Shaw Terwilliger (sterwill@postman.abisource.com)
Wed, 9 Jun 1999 08:45:06 -0500


On Wed, Jun 09, 1999 at 08:37:45AM -0400, Thomas Fletcher wrote:
> Just a little note here to people who are cranking
> through the source making those all important
> feature additions and bug fixes.
>
> While this is perfectly legal C++:
>
> for (int i=0; i<10; i++) {
> printf("I is %d \n", i);
> }
> printf("I is now %d \n", i);

I was always under the impression that one shouldn't reference i
outside that loop block. I don't have a current ANSI/ISO C++
reference, but I do have the December 96 draft (from cygnus):

4 Names declared in the for-init-statement, and in the condition of if,
while, for, and switch statements are local to the if, while, for, or
switch statement (including the controlled statement), and shall not
be redeclared in a subsequent condition of that statement nor in the
outermost block (or, for the if statement, any of the outermost
blocks) of the controlled statement; see _stmt.select_.

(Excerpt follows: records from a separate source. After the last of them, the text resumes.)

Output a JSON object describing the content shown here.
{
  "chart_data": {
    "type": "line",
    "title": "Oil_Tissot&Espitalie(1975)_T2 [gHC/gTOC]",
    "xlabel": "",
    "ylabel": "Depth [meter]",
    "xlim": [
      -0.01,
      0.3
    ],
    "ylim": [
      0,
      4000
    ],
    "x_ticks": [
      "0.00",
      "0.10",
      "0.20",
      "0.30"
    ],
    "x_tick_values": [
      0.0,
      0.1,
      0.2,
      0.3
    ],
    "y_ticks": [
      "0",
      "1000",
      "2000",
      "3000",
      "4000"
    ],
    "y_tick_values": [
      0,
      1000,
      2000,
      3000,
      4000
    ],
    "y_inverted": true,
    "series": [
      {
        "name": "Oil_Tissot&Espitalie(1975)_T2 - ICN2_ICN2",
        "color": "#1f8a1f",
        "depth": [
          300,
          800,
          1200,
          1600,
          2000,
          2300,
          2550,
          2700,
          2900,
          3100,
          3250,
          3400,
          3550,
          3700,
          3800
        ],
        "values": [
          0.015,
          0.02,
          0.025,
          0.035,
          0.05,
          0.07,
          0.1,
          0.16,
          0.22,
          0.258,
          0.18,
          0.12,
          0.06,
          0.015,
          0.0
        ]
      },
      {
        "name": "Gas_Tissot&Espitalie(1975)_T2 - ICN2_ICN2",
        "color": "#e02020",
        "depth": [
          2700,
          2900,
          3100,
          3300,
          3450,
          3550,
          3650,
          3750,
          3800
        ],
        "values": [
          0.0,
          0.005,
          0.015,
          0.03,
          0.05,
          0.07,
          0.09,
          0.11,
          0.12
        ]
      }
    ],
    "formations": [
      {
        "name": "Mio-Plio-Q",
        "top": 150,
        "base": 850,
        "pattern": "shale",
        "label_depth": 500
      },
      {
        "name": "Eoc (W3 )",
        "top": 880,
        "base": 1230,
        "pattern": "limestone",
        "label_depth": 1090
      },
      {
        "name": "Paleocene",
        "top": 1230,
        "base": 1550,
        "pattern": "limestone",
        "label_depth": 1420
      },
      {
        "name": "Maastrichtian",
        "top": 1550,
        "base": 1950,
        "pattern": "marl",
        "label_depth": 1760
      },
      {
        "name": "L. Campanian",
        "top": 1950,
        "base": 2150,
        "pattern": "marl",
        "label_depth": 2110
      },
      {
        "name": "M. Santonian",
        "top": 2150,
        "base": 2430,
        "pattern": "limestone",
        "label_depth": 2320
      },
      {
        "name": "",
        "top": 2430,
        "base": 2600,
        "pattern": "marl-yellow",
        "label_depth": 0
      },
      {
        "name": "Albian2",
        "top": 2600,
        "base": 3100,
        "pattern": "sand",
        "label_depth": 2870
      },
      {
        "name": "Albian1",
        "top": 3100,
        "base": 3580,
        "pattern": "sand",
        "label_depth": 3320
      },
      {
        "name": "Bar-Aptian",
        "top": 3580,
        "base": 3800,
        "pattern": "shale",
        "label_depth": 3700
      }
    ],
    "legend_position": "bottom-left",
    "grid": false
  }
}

But I'm really not sure how I should interpret that. It says "shall
not be redeclared in ... the outermost block", which I read as the
parent block of the conditional. But though it does say I'm not supposed
to use that name at that level, I'm not sure whether it means the existing
one is available there.

_stmt.select_ shows us:

3 A name introduced by a declaration in a condition (either introduced
by the type-specifier-seq or the declarator of the condition) is in
scope from its point of declaration until the end of the substatements
controlled by the condition. If the name is re-declared in the outer-
most block of a substatement controlled by the condition, the declara-
tion that re-declares the name is ill-formed. [Example:
if (int x = f()) {
int x; // ill-formed, redeclaration of 'x'
}
else {
int x; // ill-formed, redeclaration of 'x'
}

--end example]

The example only covers the limits of the outermost block of a
substatement but the rule says the variable is in scope from
its "point of declaration until the end of the substatements."